Anyway, that job sent me with other staff and a van full of clients to the Special Olympics in Eugene. The whole idea of our job was to help "normalize" the adults in our charge, who had lived in mental institutions most of their lives. Dressing appropriately, conversing, rules of the road. . .at the Special Olympics we line them up in lanes at Hayward Field, fire 'em off, shout 'em stumbling or staggering across the finish line, then hug 'em and give 'em a medal, which they'll refuse to stop wearing at work and around town for the next six months. Oh well, the Special Olympics draws lots of support from the general public, and the Who's Who was present. I met two famous people there that day. I shook hands with Senator Edward Kennedy of Massachusetts, a Special Olympics bigwig, and I played hot-hand with Ken Kesey! I got him two or three times, but he pretty well burned me up.

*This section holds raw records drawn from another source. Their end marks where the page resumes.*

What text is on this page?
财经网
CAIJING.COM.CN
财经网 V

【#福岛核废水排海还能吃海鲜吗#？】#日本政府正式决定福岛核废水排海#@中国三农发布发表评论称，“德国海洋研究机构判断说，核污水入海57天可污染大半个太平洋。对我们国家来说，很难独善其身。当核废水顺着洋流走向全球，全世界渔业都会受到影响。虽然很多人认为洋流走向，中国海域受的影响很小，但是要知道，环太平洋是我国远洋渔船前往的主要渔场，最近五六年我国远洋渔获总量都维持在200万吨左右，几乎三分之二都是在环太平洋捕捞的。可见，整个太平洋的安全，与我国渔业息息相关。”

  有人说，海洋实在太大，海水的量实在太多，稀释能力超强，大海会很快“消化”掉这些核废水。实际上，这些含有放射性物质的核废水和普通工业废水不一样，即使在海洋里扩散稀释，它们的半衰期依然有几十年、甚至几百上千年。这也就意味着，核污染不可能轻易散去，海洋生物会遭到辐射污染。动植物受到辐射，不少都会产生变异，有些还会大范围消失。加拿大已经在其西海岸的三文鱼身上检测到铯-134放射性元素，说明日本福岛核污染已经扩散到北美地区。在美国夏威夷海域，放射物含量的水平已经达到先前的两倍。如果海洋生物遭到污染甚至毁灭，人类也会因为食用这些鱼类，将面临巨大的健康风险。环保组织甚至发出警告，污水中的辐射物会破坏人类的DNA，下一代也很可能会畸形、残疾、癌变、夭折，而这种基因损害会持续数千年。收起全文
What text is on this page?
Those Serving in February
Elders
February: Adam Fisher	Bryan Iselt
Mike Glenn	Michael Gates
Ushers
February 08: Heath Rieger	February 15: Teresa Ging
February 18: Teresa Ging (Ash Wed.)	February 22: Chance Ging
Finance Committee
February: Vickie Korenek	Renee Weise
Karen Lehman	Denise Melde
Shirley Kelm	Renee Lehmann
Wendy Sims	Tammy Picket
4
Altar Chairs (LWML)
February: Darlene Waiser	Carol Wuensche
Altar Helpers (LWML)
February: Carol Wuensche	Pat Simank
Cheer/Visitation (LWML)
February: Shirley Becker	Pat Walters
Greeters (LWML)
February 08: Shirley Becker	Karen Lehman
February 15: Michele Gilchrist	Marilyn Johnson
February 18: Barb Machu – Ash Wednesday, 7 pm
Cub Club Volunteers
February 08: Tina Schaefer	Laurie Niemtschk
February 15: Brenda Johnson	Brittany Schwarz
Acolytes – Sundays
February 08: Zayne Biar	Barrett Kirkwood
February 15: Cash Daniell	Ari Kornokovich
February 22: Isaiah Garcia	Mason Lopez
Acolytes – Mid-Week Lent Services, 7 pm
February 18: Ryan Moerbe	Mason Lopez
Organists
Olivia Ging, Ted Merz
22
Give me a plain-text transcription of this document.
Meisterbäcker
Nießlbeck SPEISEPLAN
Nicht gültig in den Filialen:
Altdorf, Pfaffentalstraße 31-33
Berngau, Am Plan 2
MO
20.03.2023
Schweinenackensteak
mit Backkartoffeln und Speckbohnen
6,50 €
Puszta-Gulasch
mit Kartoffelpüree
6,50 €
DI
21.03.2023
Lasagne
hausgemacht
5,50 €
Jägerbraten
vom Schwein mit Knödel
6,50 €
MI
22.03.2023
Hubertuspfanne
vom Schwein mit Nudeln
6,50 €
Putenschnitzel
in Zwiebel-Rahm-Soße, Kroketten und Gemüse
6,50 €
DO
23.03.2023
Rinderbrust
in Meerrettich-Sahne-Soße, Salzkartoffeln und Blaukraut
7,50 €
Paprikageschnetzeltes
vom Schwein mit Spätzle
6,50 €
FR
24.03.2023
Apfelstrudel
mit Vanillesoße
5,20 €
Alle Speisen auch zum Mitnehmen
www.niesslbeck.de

That's not what I meant to write about, but I had to, sorry. I was going to write about the book I'm reading now--that got me started on Kesey--and I got to thinking that when I choose books, it's the author I'm choosing really, more than the particular story. When I find an author I like, I read more of ther books and kind of study their thought, style, and development, as well as finding about ther life. That habit grew in the course of my teaching career. I didn't do that with Kesey. I think by the time we played hot-hand, I had read One Flew Over the Cuckoo's Nest, as had everyone else who read books at all, and some time later, I forget when, I read his bigger, better book, Sometimes a Great Notion. In my later reading, when I started to pay greater attention to authors, I guess I viewed Kesey as a one-hit wonder (well, two hits). Then he died.
(Hang on, Jack, the son of a gun is comin'. . .)
Whew! Sorry, after that first paragraph I fingerfumbled somehow and posted when I was just getting started.
So now you know what I'm here to write about, unless you gave up trying and put me back on your ignore list. I did like Kesey. I'd "taught" Cuckoo's Nest in English several times, and used him as topic for kids' required research, writing, and speech/presentation assignments. Long ago, too, I'd read Tom Wolfe's Electric Kool-Aid Acid Test, which is pretty much a Kesey biography, or at least a cultural travelogue featuring Kesey and his famous bus. Anyway, browsing the bookstore for my next read, the subtle cover design caught my eye, and I thought I'd try another title of his.
I haven't finished the book yet, but it wasn't the story I was going to write about anyway, it was the writer. Merry Prankster though he was, Ken Kesey was a powerful and highly trained writer (after his U of O wrestling career he had a graduate fellowship at Stanford, studying writing under the great Wallace Stegner). In this story about a bunch of derelict fishermen in Alaska Kesey's realism is tight, you can see the characters and their surroundings, hear them too, but somehow things are dripping a little around the edges, sometimes sort of glowing strangely, and while the story is clearly a comedy it skims over deep tragic oceans and bays of philosophy and warning.
I'm glad I chose this book. The boy can write. And he's very good at hot-hand.